色々やっていますが、重要なのはフラグ(InterruptPending, QueryCancelPending, ProcDiePending)を立ててる部分です。逆にクエリのキャンセルやプロセスを殺す処理などはありません。どういうことかと言うと、これがPostgreSQLのシグナルに対するハンドリングなのです。シグナルを受け取ると、シグナルハンドラーでやるのはフラグを立てるだけ。そして、そのフラグを定期的に見て(もちろんクエリをキャンセルしたり、プロセスを殺したりしても問題ない部分で)、シグナルに対応した処理を行います。

PostgresMain()ではクエリの実行も行うのですが、至る所でCHECK_FOR_INTERRUPTS()というマクロが呼ばれます。その定義は以下。

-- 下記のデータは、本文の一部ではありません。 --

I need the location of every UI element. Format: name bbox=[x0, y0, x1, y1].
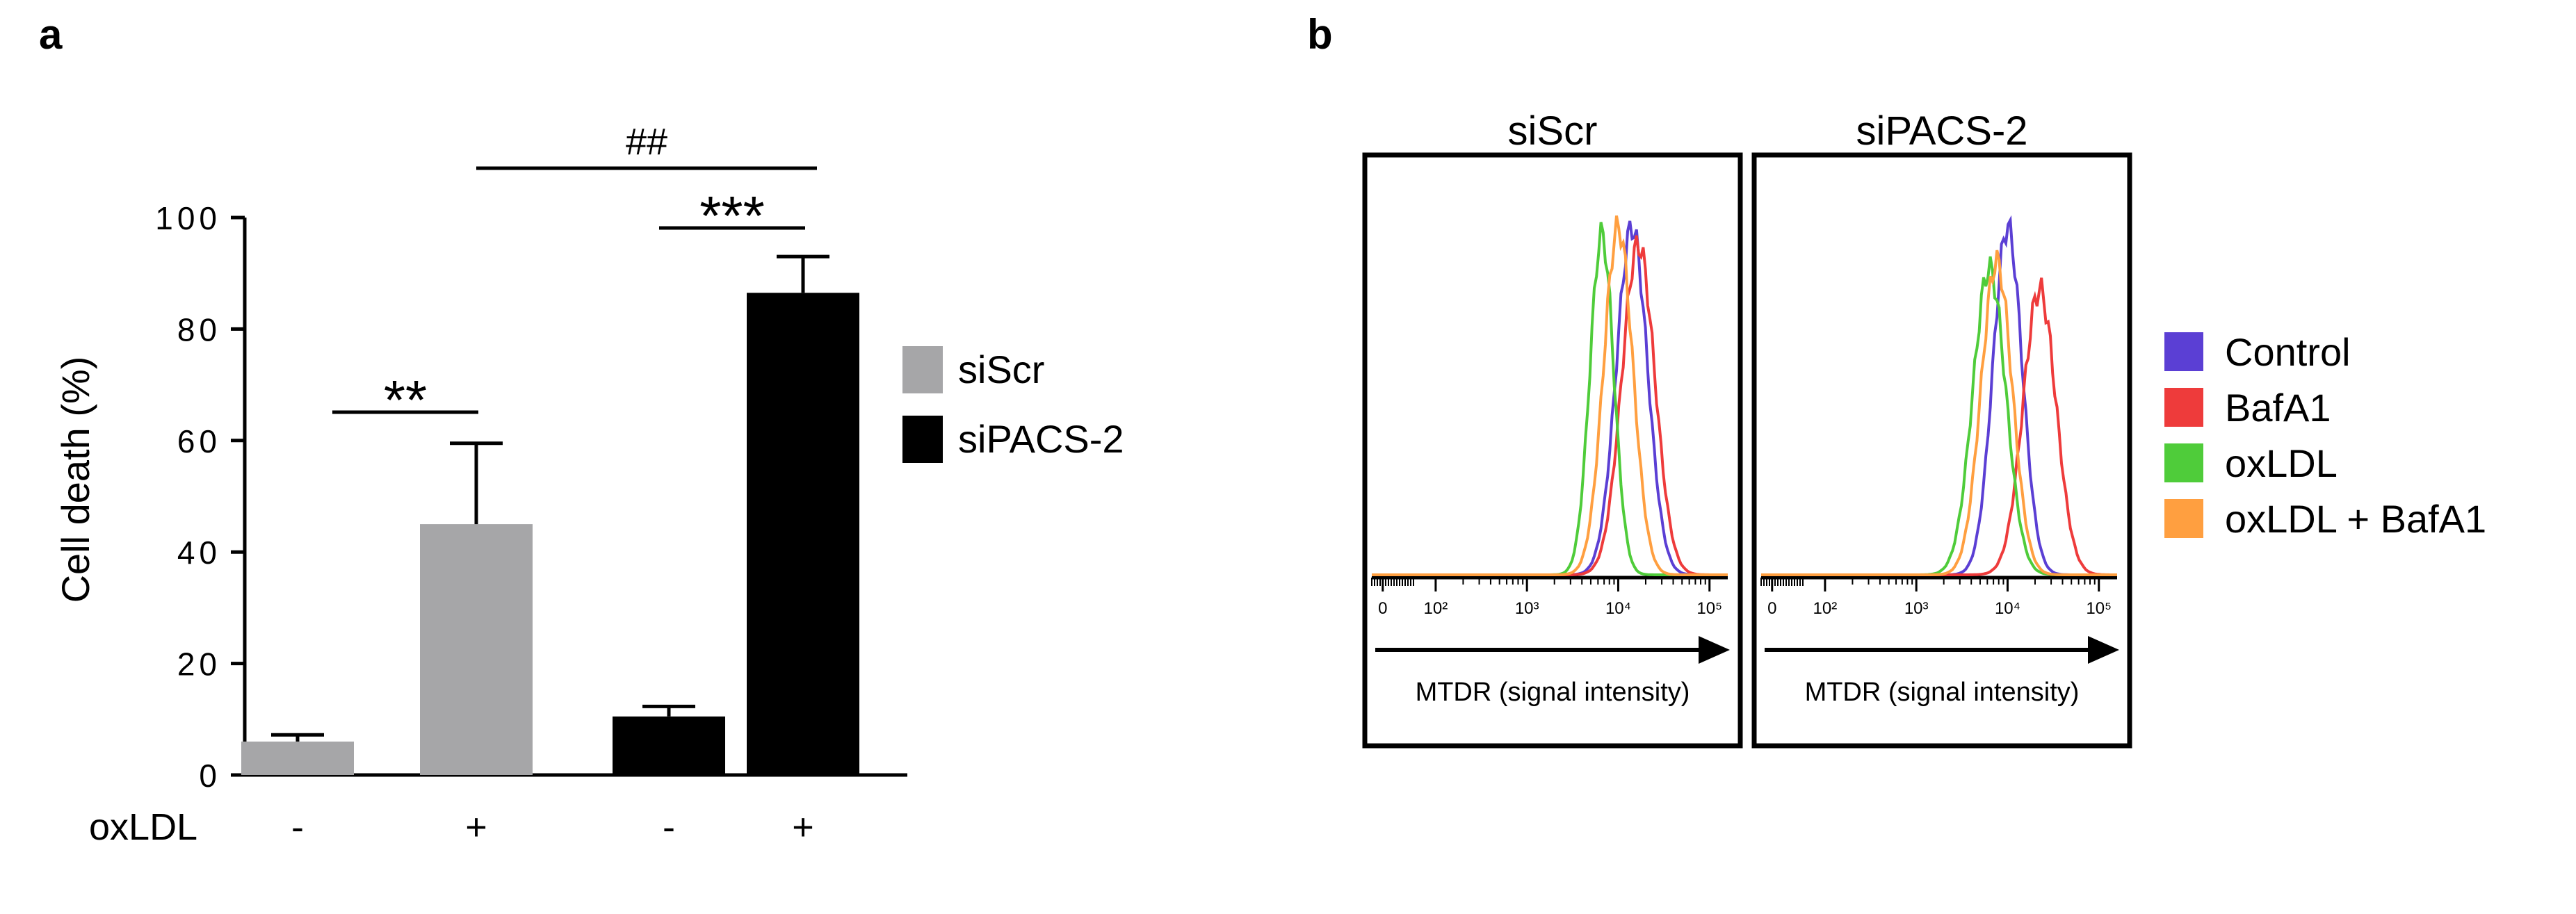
y-tick-label: 80 bbox=[177, 311, 221, 348]
legend-label: oxLDL bbox=[2225, 441, 2338, 485]
significance-label: ** bbox=[384, 369, 427, 431]
significance-label: *** bbox=[699, 185, 764, 247]
significance-label: ## bbox=[626, 121, 667, 163]
histogram-series-oxldl-bafa1 bbox=[1372, 215, 1728, 576]
y-tick-label: 40 bbox=[177, 534, 221, 571]
y-axis: 0 20 40 60 80 100 bbox=[155, 200, 907, 794]
legend-swatch bbox=[2164, 443, 2203, 482]
x-category-label: + bbox=[465, 806, 487, 848]
x-row-labels: oxLDL - + - + bbox=[89, 806, 814, 848]
legend-a: siScr siPACS-2 bbox=[902, 346, 1124, 463]
legend-b: Control BafA1 oxLDL oxLDL + BafA1 bbox=[2164, 330, 2486, 541]
bar-sipacs-2-control bbox=[613, 716, 725, 775]
y-tick-label: 0 bbox=[199, 758, 221, 794]
legend-label: BafA1 bbox=[2225, 386, 2331, 430]
legend-label: oxLDL + BafA1 bbox=[2225, 497, 2486, 541]
histogram-tick-label: 0 bbox=[1378, 599, 1387, 618]
histogram-tick-label: 10⁵ bbox=[1696, 599, 1722, 618]
y-tick-label: 20 bbox=[177, 646, 221, 683]
legend-swatch bbox=[2164, 332, 2203, 371]
legend-label: Control bbox=[2225, 330, 2351, 374]
panel-b-letter: b bbox=[1307, 11, 1333, 58]
significance-annotations: *****## bbox=[332, 121, 817, 431]
histogram-title: siPACS-2 bbox=[1856, 108, 2027, 154]
histogram-sipacs2: siPACS-2 0 10² 10³ 10⁴ 10⁵ MTDR (signal intens… bbox=[1751, 108, 2132, 749]
legend-swatch bbox=[902, 416, 943, 463]
bar-sipacs-2-oxldl bbox=[747, 293, 859, 775]
histogram-series-oxldl bbox=[1372, 222, 1728, 576]
x-category-label: - bbox=[663, 806, 675, 848]
histogram-siscr: siScr 0 10² 10³ 10⁴ 10⁵ MTDR (signal intensity… bbox=[1362, 108, 1743, 749]
histogram-series-bafa1 bbox=[1372, 235, 1728, 576]
y-tick-label: 100 bbox=[155, 200, 221, 236]
histogram-x-label: MTDR (signal intensity) bbox=[1416, 678, 1690, 707]
bar-siscr-oxldl bbox=[420, 524, 533, 775]
legend-label: siScr bbox=[958, 348, 1044, 391]
histogram-x-label: MTDR (signal intensity) bbox=[1805, 678, 2080, 707]
bars bbox=[241, 293, 859, 775]
histogram-tick-label: 10³ bbox=[1515, 599, 1539, 618]
axis-arrow-head bbox=[2088, 636, 2119, 664]
bar-siscr-control bbox=[241, 741, 354, 775]
histogram-series-oxldl bbox=[1761, 256, 2117, 576]
x-category-label: + bbox=[792, 806, 814, 848]
histogram-series-bafa1 bbox=[1761, 277, 2117, 576]
legend-swatch bbox=[2164, 388, 2203, 427]
histogram-tick-label: 10⁴ bbox=[1605, 599, 1631, 618]
histogram-tick-label: 10² bbox=[1813, 599, 1838, 618]
histogram-tick-label: 10⁵ bbox=[2086, 599, 2112, 618]
x-category-label: - bbox=[291, 806, 304, 848]
row-label-oxldl: oxLDL bbox=[89, 806, 197, 848]
histogram-frame bbox=[1751, 152, 2132, 749]
legend-swatch bbox=[902, 346, 943, 393]
histogram-series-oxldl-bafa1 bbox=[1761, 250, 2117, 576]
error-bars bbox=[271, 254, 829, 742]
panel-a-letter: a bbox=[39, 11, 63, 58]
histogram-tick-label: 10⁴ bbox=[1995, 599, 2020, 618]
legend-swatch bbox=[2164, 499, 2203, 538]
legend-label: siPACS-2 bbox=[958, 417, 1124, 461]
histogram-title: siScr bbox=[1508, 108, 1598, 154]
y-axis-label: Cell death (%) bbox=[54, 357, 97, 603]
histogram-tick-label: 10³ bbox=[1904, 599, 1929, 618]
histogram-series-control bbox=[1372, 220, 1728, 576]
histogram-tick-label: 10² bbox=[1424, 599, 1448, 618]
histogram-panel-b: siScr 0 10² 10³ 10⁴ 10⁵ MTDR (signal intensity… bbox=[1362, 108, 2132, 749]
histogram-tick-label: 0 bbox=[1767, 599, 1776, 618]
y-tick-label: 60 bbox=[177, 423, 221, 459]
histogram-series-control bbox=[1761, 215, 2117, 576]
histogram-frame bbox=[1362, 152, 1743, 749]
axis-arrow-head bbox=[1699, 636, 1730, 664]
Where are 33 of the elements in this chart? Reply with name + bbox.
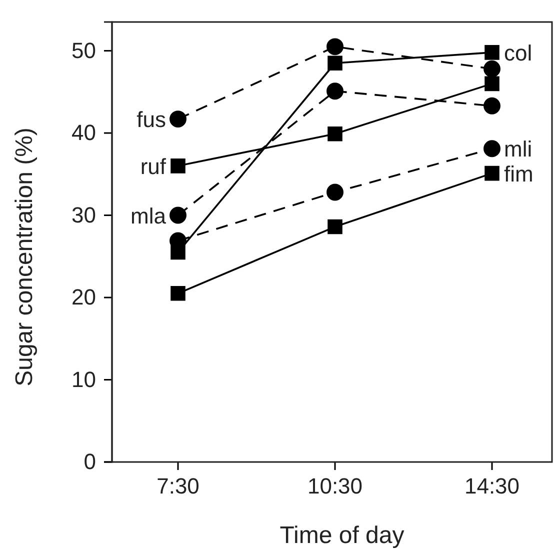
series-label: ruf [140,154,167,179]
y-tick-label: 20 [72,284,96,310]
point [484,140,500,158]
point [170,158,186,174]
y-tick-label: 40 [72,120,96,146]
series-label: mla [130,203,167,228]
point [484,60,500,78]
x-axis-title: Time of day [280,522,404,549]
x-tick-label: 7:30 [156,474,200,499]
point [328,219,342,234]
point [326,184,344,201]
point [484,97,500,114]
point [328,126,342,142]
point [328,56,342,71]
point [326,82,344,100]
y-tick-label: 50 [72,38,96,63]
y-axis-title: Sugar concentration (%) [11,128,38,386]
point [170,110,186,128]
point [170,286,186,301]
point [484,45,500,60]
series-label: fus [136,107,166,132]
point [484,166,500,181]
point [484,76,500,92]
y-tick-label: 0 [84,449,96,474]
y-tick-label: 30 [72,202,96,228]
point [326,38,344,56]
point [170,206,186,224]
series-label: col [504,40,532,66]
y-tick-label: 10 [72,366,96,392]
series-label: mli [504,136,532,162]
x-tick-label: 10:30 [307,474,363,499]
x-tick-label: 14:30 [464,474,520,499]
series-label: fim [504,161,534,186]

#define CHECK_FOR_INTERRUPTS() \
do { \
	if (InterruptPending) \
		ProcessInterrupts(); \
} while(0)
#else

InterruptPendingがtrueなら、ProcessInterrupts()を実行します。もしsigintやsigtermのシグナルハンドラーが実行されるとInterruptPendingはtrueになるので、ProcessInterrupts()が実行されます。sigtermのシグナルハンドラーが実行されると、ProcDiePendingはtrueとなっていますが、ProcessInterrupts()内では、ProcDiePendingはtrueとなっていると、ほぼ必ずereport()がエラーレベルがFATALで呼ばれます。ereport()がエラーレベルがFATALで呼ばれるとexit(2)するので、プロセスが殺されることになります。

まとめ

pg_terminate_backend()でプロセスがすぐに殺されない理由は以下の二点です。

  • sigprocmask(2)でシグナルがブロックされている時がある
  • シグナルハンドラーが実際に実行されてもフラグを立てるだけなので、何らかの理由で処理が止まっている場合、実際の期待する処理が行われない。